Es hat auch Vorteile, wenn Jungpilger (ich meine, die neu in den Jakobsweg einsteigen) glauben, um 5 Uhr in normaler Lautstärke mit ihren Partnern sprechen zu können, als ob sonst niemand da wäre. So stehe ich früher als sonst auf und mache mich zum Abmarsch fertig. Mit Pierre gehe ich in eine Bar zum Frühstück. Es gibt Riesencroissants, einen guten Kaffee und frisch gepressten Orangensaft.
Dann geht’s schon um 7.45 auf die Strecke.
Vorbei am Monasterio di Magdalena, das ich schon am Vortag besichtigt habe. Ans Kloster ist auch eine große Schule angeschlossen.
Der Weg führt durch eine sanfte Hügellandschaft. Wir kreuzen die Eisenbahn und die Autobahn, bis wir in den Wald einbiegen. Aus den vielen Kastanienbäumen sticht wieder einer hervor.
Der Himmel wird von Nebel und Wolken verdeckt. Da es nicht kalt ist, ich gehe im kurzärmligen T-Shirt, es sind ideale Bedingungen fürs Wandern.
Die kleine Kirche von Barbadello sticht durch ihren romanischen Stil hervor.
Auf dem Jakobsweg ist der Volkswandertag ausgebrochen.
Ich möchte nicht wissen, was hier in der Hochsaison los ist.
Einige Obstbäume blühen hier noch, obwohl sie auch schon kleine Früchte tragen.
Immer wieder werden kleine Bäche durch Furten für die Tiere und für Fahrzeuge durchgängig gemacht, während die Fußgänger auf bequemen Granitplatten spazieren können.
Digitalis purpuraea gibt’s soviel, dass man damit halb Spanien ausrotten könnte.
Dann kommt der Moment: Einer der als Marke für die 100 km – Entfernung nach Santiago gekennzeichneten Punkte. Pierre und ich haben diese Marke übertroffen. Am Ende des Tages können wir mit Sicherheit sagen, dass wir seit Saint-Jean-Pied-de-Port mehr als 700 km zu Fuß zurück gelegt haben und dass weniger als 90 km vor uns liegen.
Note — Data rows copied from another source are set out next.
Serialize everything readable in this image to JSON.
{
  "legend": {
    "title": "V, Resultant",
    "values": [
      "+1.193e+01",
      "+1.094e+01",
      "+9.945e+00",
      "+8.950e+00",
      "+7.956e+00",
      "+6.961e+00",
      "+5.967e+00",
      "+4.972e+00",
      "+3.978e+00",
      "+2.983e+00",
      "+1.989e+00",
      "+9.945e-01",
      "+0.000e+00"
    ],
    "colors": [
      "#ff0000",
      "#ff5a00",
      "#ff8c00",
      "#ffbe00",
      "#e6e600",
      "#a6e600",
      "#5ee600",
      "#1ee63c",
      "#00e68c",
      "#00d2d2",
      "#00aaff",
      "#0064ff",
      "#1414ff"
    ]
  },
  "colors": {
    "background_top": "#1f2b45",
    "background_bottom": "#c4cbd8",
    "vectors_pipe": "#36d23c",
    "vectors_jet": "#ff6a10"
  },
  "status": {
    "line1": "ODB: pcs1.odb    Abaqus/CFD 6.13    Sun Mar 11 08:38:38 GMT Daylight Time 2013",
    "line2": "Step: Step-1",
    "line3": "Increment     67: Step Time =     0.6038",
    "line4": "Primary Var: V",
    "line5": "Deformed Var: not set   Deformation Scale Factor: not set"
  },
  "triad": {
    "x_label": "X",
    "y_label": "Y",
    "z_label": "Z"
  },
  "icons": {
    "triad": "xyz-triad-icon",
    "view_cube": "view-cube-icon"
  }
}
Wir wandern durch mystische Kastanien- und Eichenwälder und
durchstreifen grüne Wiesen.
Und immer wieder gibt es Kurioses zu sehen. Irgend jemand hat seine Sachen abgelegt und andere haben ihre dazu gegeben. Einmal im Jahr kommt wahrscheinlich die Müllabfuhr und beseitigt das Ganze.
Jetzt habe ich sicher einen schweren Frevel in den Augen einiger Camino-Jünger begangen.
Der Weg selbst ist auffallend sauber. Alle bemühen sich offensichtlich, dass das so bleibt.
Dann leuchtet der Embalse de Belesar, ein Stausee des Rio Miño aus dem Tal herauf.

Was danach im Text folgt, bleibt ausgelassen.